D.C. Bans (Almost All) Non-Compete Agreements
The District of Columbia will soon impose what is arguably the most sweeping non-compete ban in the country. With a few limited exceptions, the Ban on Non-Compete Agreements Amendment Act of 2020 (“the Act”) prohibits the use of non-competition agreements across all income levels both during and after employment.
Non-Compete Agreements. “Employee” is defined as someone who performs work in D.C. and any prospective employee “who an employer reasonably anticipates will perform work on behalf of the employer in the District.” The Act’s only exceptions to the definition of employees is for “medical specialists,” who are licensed physicians that have completed a medical residence and earn $250,000 or more per year, volunteers, religious laypeople, and—rather oddly—casual babysitters who work in a residence. The Act also will permit a non-compete agreement if it is entered into contemporaneously with an agreement between the seller of a business and one or more buyers of the business.
Once the law is effective, employers will be prohibited from requesting that an employee enter into an agreement that includes a non-compete provision. Any such non-compete agreements entered into after the Act’s effective date will be void as a matter of law. The Act will not apply retroactively, so pre-existing agreements (that are otherwise legally compliant) should remain in effect.
Workplace Policies and Other Actions. Employers will also be barred from having workplace policies that prohibit an employee from 1) being employed by another person, 2) performing work or providing services for pay for another person, or 3) operating the employee’s own business.

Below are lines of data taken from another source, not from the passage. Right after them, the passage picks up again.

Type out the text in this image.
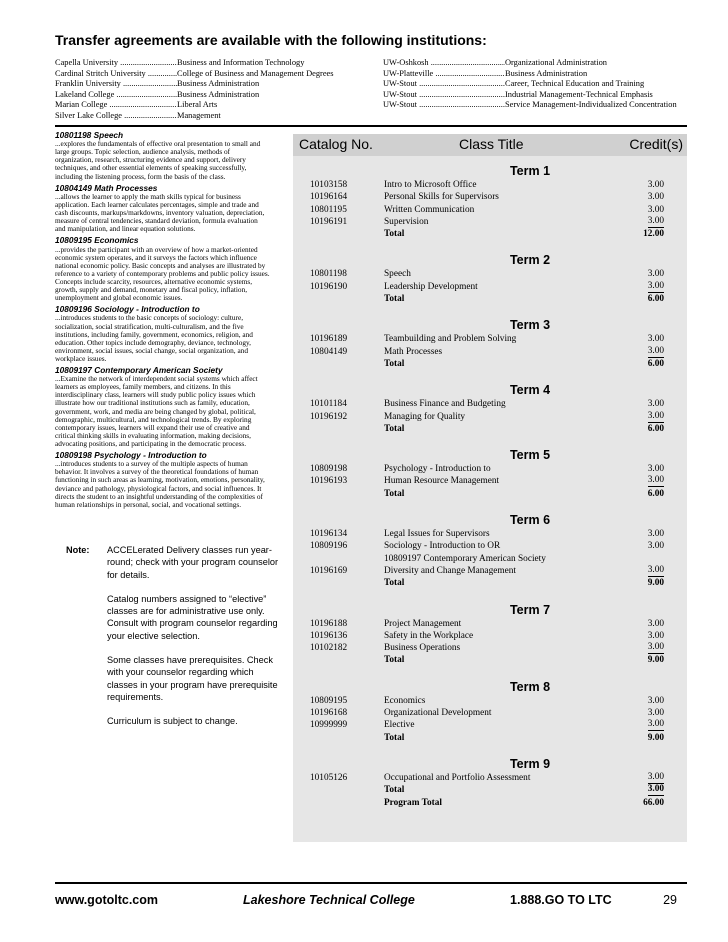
Transfer agreements are available with the following institutions:
Capella University .....	Business and Information Technology
Cardinal Stritch University .....	College of Business and Management Degrees
Franklin University .....	Business Administration
Lakeland College .....	Business Administration
Marian College .....	Liberal Arts
Silver Lake College .....	Management
UW-Oshkosh .....	Organizational Administration
UW-Platteville .....	Business Administration
UW-Stout .....	Career, Technical Education and Training
UW-Stout .....	Industrial Management-Technical Emphasis
UW-Stout .....	Service Management-Individualized Concentration
10801198 Speech
...explores the fundamentals of effective oral presentation to small and large groups. Topic selection, audience analysis, methods of organization, research, structuring evidence and support, delivery techniques, and other essential elements of speaking successfully, including the listening process, form the basis of the class.
10804149 Math Processes
...allows the learner to apply the math skills typical for business application. Each learner calculates percentages, simple and trade and cash discounts, markups/markdowns, inventory valuation, depreciation, measure of central tendencies, standard deviation, formula evaluation and manipulation, and linear equation solutions.
10809195 Economics
...provides the participant with an overview of how a market-oriented economic system operates, and it surveys the factors which influence national economic policy. Basic concepts and analyses are illustrated by reference to a variety of contemporary problems and public policy issues. Concepts include scarcity, resources, alternative economic systems, growth, supply and demand, monetary and fiscal policy, inflation, unemployment and global economic issues.
10809196 Sociology - Introduction to
...introduces students to the basic concepts of sociology: culture, socialization, social stratification, multi-culturalism, and the five institutions, including family, government, economics, religion, and education. Other topics include demography, deviance, technology, environment, social issues, social change, social organization, and workplace issues.
10809197 Contemporary American Society
...Examine the network of interdependent social systems which affect learners as employees, family members, and citizens. In this interdisciplinary class, learners will study public policy issues which illustrate how our traditional institutions such as family, education, government, work, and media are being changed by global, political, demographic, multicultural, and technological trends. By exploring contemporary issues, learners will expand their use of creative and critical thinking skills in evaluating information, making decisions, advocating positions, and participating in the democratic process.
10809198 Psychology - Introduction to
...introduces students to a survey of the multiple aspects of human behavior. It involves a survey of the theoretical foundations of human functioning in such areas as learning, motivation, emotions, personality, deviance and pathology, physiological factors, and social influences. It directs the student to an insightful understanding of the complexities of human relationships in personal, social, and vocational settings.
Note: ACCELerated Delivery classes run year-round; check with your program counselor for details.
Catalog numbers assigned to “elective” classes are for administrative use only. Consult with program counselor regarding your elective selection.
Some classes have prerequisites. Check with your counselor regarding which classes in your program have prerequisite requirements.
Curriculum is subject to change.
Catalog No.	Class Title	Credit(s)
Term 1
10103158	Intro to Microsoft Office	3.00
10196164	Personal Skills for Supervisors	3.00
10801195	Written Communication	3.00
10196191	Supervision	3.00
Total	12.00
Term 2
10801198	Speech	3.00
10196190	Leadership Development	3.00
Total	6.00
Term 3
10196189	Teambuilding and Problem Solving	3.00
10804149	Math Processes	3.00
Total	6.00
Term 4
10101184	Business Finance and Budgeting	3.00
10196192	Managing for Quality	3.00
Total	6.00
Term 5
10809198	Psychology - Introduction to	3.00
10196193	Human Resource Management	3.00
Total	6.00
Term 6
10196134	Legal Issues for Supervisors	3.00
10809196	Sociology - Introduction to OR	3.00
10809197 Contemporary American Society
10196169	Diversity and Change Management	3.00
Total	9.00
Term 7
10196188	Project Management	3.00
10196136	Safety in the Workplace	3.00
10102182	Business Operations	3.00
Total	9.00
Term 8
10809195	Economics	3.00
10196168	Organizational Development	3.00
10999999	Elective	3.00
Total	9.00
Term 9
10105126	Occupational and Portfolio Assessment	3.00
Total	3.00
Program Total	66.00
www.gotoltc.com	Lakeshore Technical College	1.888.GO TO LTC	29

Essentially, employees will be able to compete with their employers while they are employed.
The Act expressly permits the use of confidentiality agreements, and is silent on restrictions on employee and customer solicitation.
Employers may also not retaliate against employees for refusing to enter into a non-compete agreement, failing to comply with an agreement or policy that is unlawful under the Act, or requesting the information that is required to be provided through the Act’s notice provision (discussed below). Employers will also be prohibited from retaliating against employees for asking, informing, or complaining to an employer, co-worker, lawyer, governmental agency about the validity of a non-compete or workplace policy that the employee reasonably believes is prohibited.
Notice. Employers should also take particular note that the Act will require employers to provide all employees—even those with valid non-compete agreements entered into prior to the Act—with a notice that states: “No employer operating in the District of Columbia may request or require any employee working in the District of Columbia to agree to a non-compete policy or agreement, in accordance with the Ban on Non-Compete Agreements Act of 2020.” Employers must provide the notice to all employees within 90 days of the Act’s effective date. Employers must provide the notice to any new hire within 7 days of the start date, and to inquiring employees within 14 days of the request.
Enforcement. The Mayor and Attorney General will administer and enforce the Act, and may promulgate regulations that provide further clarity. An aggrieved individual may pursue relief through an administrative complaint or a civil action.
The law becomes effective following a 30-day Congressional review period and publication in District of Columbia register. In the meantime, employers with employees working in D.C. are wise to review and revise their agreements now for future use.